The new and final Hobbit installment, The Battle of the Five Armies is set for release this weekend, and it delivers in spades. The action-packed ending to director Peter Jackson’s second trilogy within the Lord of the Rings universe provides fans of the franchise with enough eye candy to keep them reeling in their seats long after the epic has concluded. Though it strays from the Hobbit canon quite heavily, that aspect of Jackson’s interpretation of the novel will be nothing new to film goers. If it did not please them in the previous two installments, Five Armies may not be what they were hoping for.

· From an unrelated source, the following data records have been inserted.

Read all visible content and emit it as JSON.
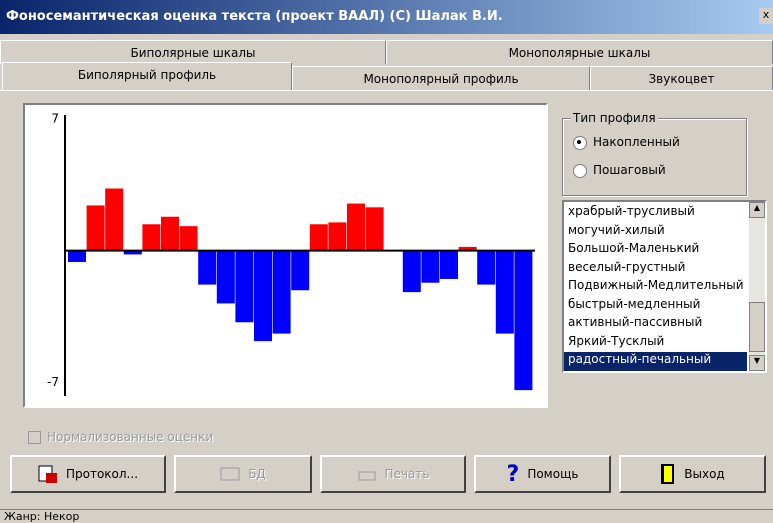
{
  "window": {
    "title": "Фоносемантическая оценка текста (проект ВААЛ) (С) Шалак В.И.",
    "close": "x"
  },
  "tabs_top": [
    "Биполярные шкалы",
    "Монополярные шкалы"
  ],
  "tabs_bottom": [
    "Биполярный профиль",
    "Монополярный профиль",
    "Звукоцвет"
  ],
  "profile_type": {
    "title": "Тип профиля",
    "options": [
      "Накопленный",
      "Пошаговый"
    ]
  },
  "scales_list": [
    "храбрый-трусливый",
    "могучий-хилый",
    "Большой-Маленький",
    "веселый-грустный",
    "Подвижный-Медлительный",
    "быстрый-медленный",
    "активный-пассивный",
    "Яркий-Тусклый",
    "радостный-печальный"
  ],
  "normalized_checkbox": "Нормализованные оценки",
  "buttons": [
    "Протокол...",
    "БД",
    "Печать",
    "Помощь",
    "Выход"
  ],
  "status": "Жанр: Некор",
  "chart_data": {
    "type": "bar",
    "values": [
      -0.6,
      2.4,
      3.3,
      -0.2,
      1.4,
      1.8,
      1.3,
      -1.8,
      -2.8,
      -3.8,
      -4.8,
      -4.4,
      -2.1,
      1.4,
      1.5,
      2.5,
      2.3,
      0,
      -2.2,
      -1.7,
      -1.5,
      0.2,
      -1.8,
      -4.4,
      -7.4
    ],
    "positive_color": "#ff0000",
    "negative_color": "#0000ff",
    "ylim": [
      -7.5,
      7.2
    ],
    "yticks": [
      7,
      -7
    ]
  }
}
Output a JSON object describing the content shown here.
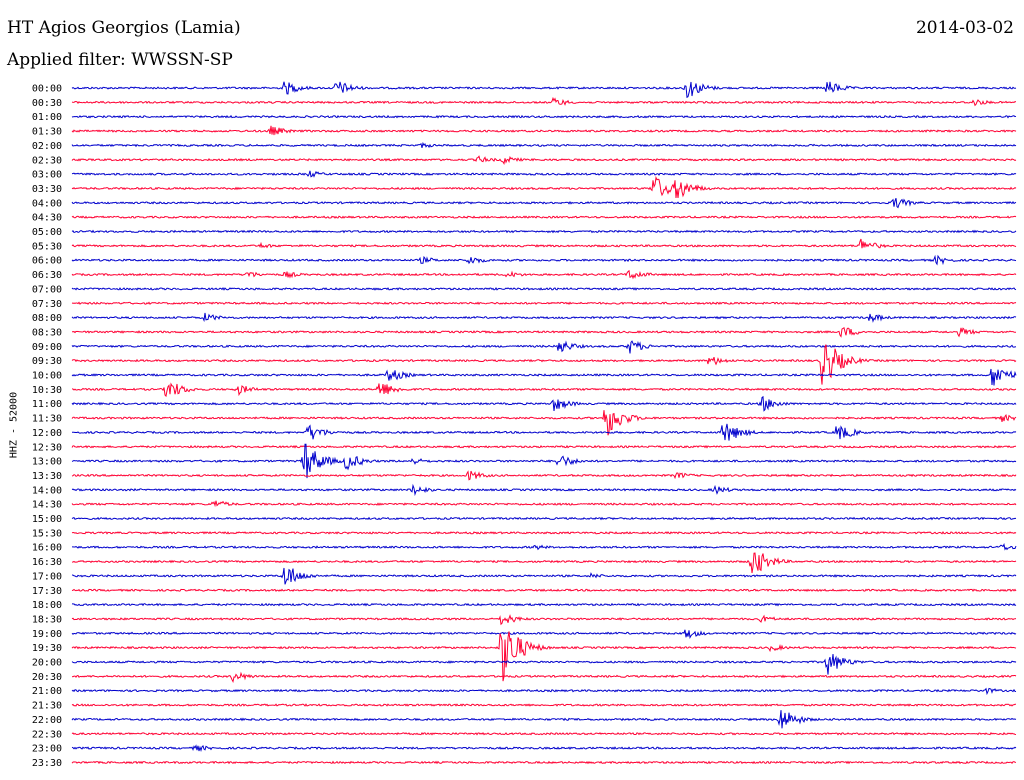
{
  "header": {
    "station": "HT Agios Georgios (Lamia)",
    "date": "2014-03-02",
    "filter": "Applied filter: WWSSN-SP"
  },
  "chart_data": {
    "type": "line",
    "title": "HT Agios Georgios (Lamia)",
    "ylabel": "HHZ - 52000",
    "colors": [
      "#0000cc",
      "#ff0033"
    ],
    "row_labels": [
      "00:00",
      "00:30",
      "01:00",
      "01:30",
      "02:00",
      "02:30",
      "03:00",
      "03:30",
      "04:00",
      "04:30",
      "05:00",
      "05:30",
      "06:00",
      "06:30",
      "07:00",
      "07:30",
      "08:00",
      "08:30",
      "09:00",
      "09:30",
      "10:00",
      "10:30",
      "11:00",
      "11:30",
      "12:00",
      "12:30",
      "13:00",
      "13:30",
      "14:00",
      "14:30",
      "15:00",
      "15:30",
      "16:00",
      "16:30",
      "17:00",
      "17:30",
      "18:00",
      "18:30",
      "19:00",
      "19:30",
      "20:00",
      "20:30",
      "21:00",
      "21:30",
      "22:00",
      "22:30",
      "23:00",
      "23:30"
    ],
    "events": [
      {
        "row": 0,
        "t": 0.225,
        "amp": 8
      },
      {
        "row": 0,
        "t": 0.28,
        "amp": 9
      },
      {
        "row": 0,
        "t": 0.65,
        "amp": 13
      },
      {
        "row": 0,
        "t": 0.8,
        "amp": 8
      },
      {
        "row": 1,
        "t": 0.51,
        "amp": 5
      },
      {
        "row": 1,
        "t": 0.955,
        "amp": 4
      },
      {
        "row": 3,
        "t": 0.21,
        "amp": 6
      },
      {
        "row": 4,
        "t": 0.37,
        "amp": 3
      },
      {
        "row": 5,
        "t": 0.43,
        "amp": 4
      },
      {
        "row": 5,
        "t": 0.455,
        "amp": 5
      },
      {
        "row": 6,
        "t": 0.25,
        "amp": 4
      },
      {
        "row": 7,
        "t": 0.615,
        "amp": 16
      },
      {
        "row": 7,
        "t": 0.64,
        "amp": 14
      },
      {
        "row": 8,
        "t": 0.87,
        "amp": 7
      },
      {
        "row": 11,
        "t": 0.2,
        "amp": 3
      },
      {
        "row": 11,
        "t": 0.835,
        "amp": 8
      },
      {
        "row": 12,
        "t": 0.37,
        "amp": 4
      },
      {
        "row": 12,
        "t": 0.42,
        "amp": 5
      },
      {
        "row": 12,
        "t": 0.915,
        "amp": 5
      },
      {
        "row": 13,
        "t": 0.185,
        "amp": 4
      },
      {
        "row": 13,
        "t": 0.225,
        "amp": 4
      },
      {
        "row": 13,
        "t": 0.46,
        "amp": 4
      },
      {
        "row": 13,
        "t": 0.59,
        "amp": 6
      },
      {
        "row": 16,
        "t": 0.14,
        "amp": 5
      },
      {
        "row": 16,
        "t": 0.845,
        "amp": 5
      },
      {
        "row": 17,
        "t": 0.815,
        "amp": 7
      },
      {
        "row": 17,
        "t": 0.94,
        "amp": 5
      },
      {
        "row": 18,
        "t": 0.515,
        "amp": 8
      },
      {
        "row": 18,
        "t": 0.59,
        "amp": 8
      },
      {
        "row": 19,
        "t": 0.675,
        "amp": 6
      },
      {
        "row": 19,
        "t": 0.795,
        "amp": 30
      },
      {
        "row": 20,
        "t": 0.335,
        "amp": 8
      },
      {
        "row": 20,
        "t": 0.975,
        "amp": 14
      },
      {
        "row": 21,
        "t": 0.1,
        "amp": 12
      },
      {
        "row": 21,
        "t": 0.175,
        "amp": 6
      },
      {
        "row": 21,
        "t": 0.325,
        "amp": 10
      },
      {
        "row": 22,
        "t": 0.51,
        "amp": 8
      },
      {
        "row": 22,
        "t": 0.73,
        "amp": 9
      },
      {
        "row": 23,
        "t": 0.565,
        "amp": 22
      },
      {
        "row": 23,
        "t": 0.985,
        "amp": 4
      },
      {
        "row": 24,
        "t": 0.25,
        "amp": 10
      },
      {
        "row": 24,
        "t": 0.69,
        "amp": 14
      },
      {
        "row": 24,
        "t": 0.81,
        "amp": 10
      },
      {
        "row": 26,
        "t": 0.245,
        "amp": 24
      },
      {
        "row": 26,
        "t": 0.29,
        "amp": 10
      },
      {
        "row": 26,
        "t": 0.36,
        "amp": 4
      },
      {
        "row": 26,
        "t": 0.515,
        "amp": 8
      },
      {
        "row": 27,
        "t": 0.42,
        "amp": 6
      },
      {
        "row": 27,
        "t": 0.64,
        "amp": 4
      },
      {
        "row": 28,
        "t": 0.36,
        "amp": 6
      },
      {
        "row": 28,
        "t": 0.68,
        "amp": 5
      },
      {
        "row": 29,
        "t": 0.15,
        "amp": 5
      },
      {
        "row": 32,
        "t": 0.49,
        "amp": 3
      },
      {
        "row": 32,
        "t": 0.985,
        "amp": 4
      },
      {
        "row": 33,
        "t": 0.72,
        "amp": 18
      },
      {
        "row": 34,
        "t": 0.225,
        "amp": 14
      },
      {
        "row": 34,
        "t": 0.55,
        "amp": 3
      },
      {
        "row": 37,
        "t": 0.455,
        "amp": 7
      },
      {
        "row": 37,
        "t": 0.73,
        "amp": 4
      },
      {
        "row": 38,
        "t": 0.65,
        "amp": 6
      },
      {
        "row": 39,
        "t": 0.455,
        "amp": 40
      },
      {
        "row": 39,
        "t": 0.74,
        "amp": 4
      },
      {
        "row": 40,
        "t": 0.8,
        "amp": 14
      },
      {
        "row": 41,
        "t": 0.17,
        "amp": 6
      },
      {
        "row": 42,
        "t": 0.965,
        "amp": 4
      },
      {
        "row": 44,
        "t": 0.75,
        "amp": 14
      },
      {
        "row": 46,
        "t": 0.13,
        "amp": 4
      }
    ]
  }
}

At the heart of the third Hobbit is one giant conflict. It has very little to do with Smaug the dragon and much more to do with the greed and corruption that arise as a result of the Misty Mountain’s treasure cache. Five armies literally do show up, and they battle it out for the entirety of the film. Most of Jackson’s Lord of the Rings installments have had a similar formula that leads up to a climactic battle at the end of the film. Battle of the Five Armies, however, elected a different route. The film just has the massive fight the whole time. As a result, the fighting can be a bit of a drain. Fortunately, Legolas has no shortage of physic-defying madness to keep audiences entertained once they become a bit bored with the incessant orc massacre.
One of the reasons that The Hobbit: Battle of the Five Armies delivers in spades is because it finds ways beyond the initial conflict to compel the audience. Besides the large war, there are a few beautifully organized character developments in the Hobbit story line as well. Thorin Oakenshield battles with his inner demons as greed corrupts his mind, Tauriel’s awkward romance with a dwarf persists to Legolas’ dismay, and everyone and their brother attempts to lay siege to the mountain for their “right” to some of the gold. Most of these situations have been crafted by Jackson’s willingness to deviate heavily from the Hobbit source material, but his artistic license actually carries the story line, driving much more drama into it. It is important to remember he did suck nearly ten hours and three movies out of 304 page children’s book.
There is one thing that must be mentioned in a review of the film. It is not necessarily a spoiler, but must be acknowledged. At the end of the film, there is an incredibly massive plot hole that holds no logic or legitimacy. Legolas is told to go watch over an up and coming ranger who calls himself “Strider,” for he may be important one day. Someone at New Line Cinema needs to lose their job. As Lord of the Rings fans are aware, the Hobbit takes place 60 years prior to the events of Lord of the Rings. As fans will also know, Strider is Aragorn. There is no possible way that Aragorn, a man, is an adult ranger who calls himself Strider during this time. Someone from the studio will likely attempt to remedy this plot hole, but it just leaves fans of the franchise mystified by the error at the end of the film.
The Hobbit: Battle of the Five Armies delivers in spades and audiences must make their way to see it on the big screen. Jackson claims it is his last outing into the franchise, so it will likely be the last Lord of the Rings content fans will get in a long while. There is hope, though. The Silmarillion has quite a few good stories, too.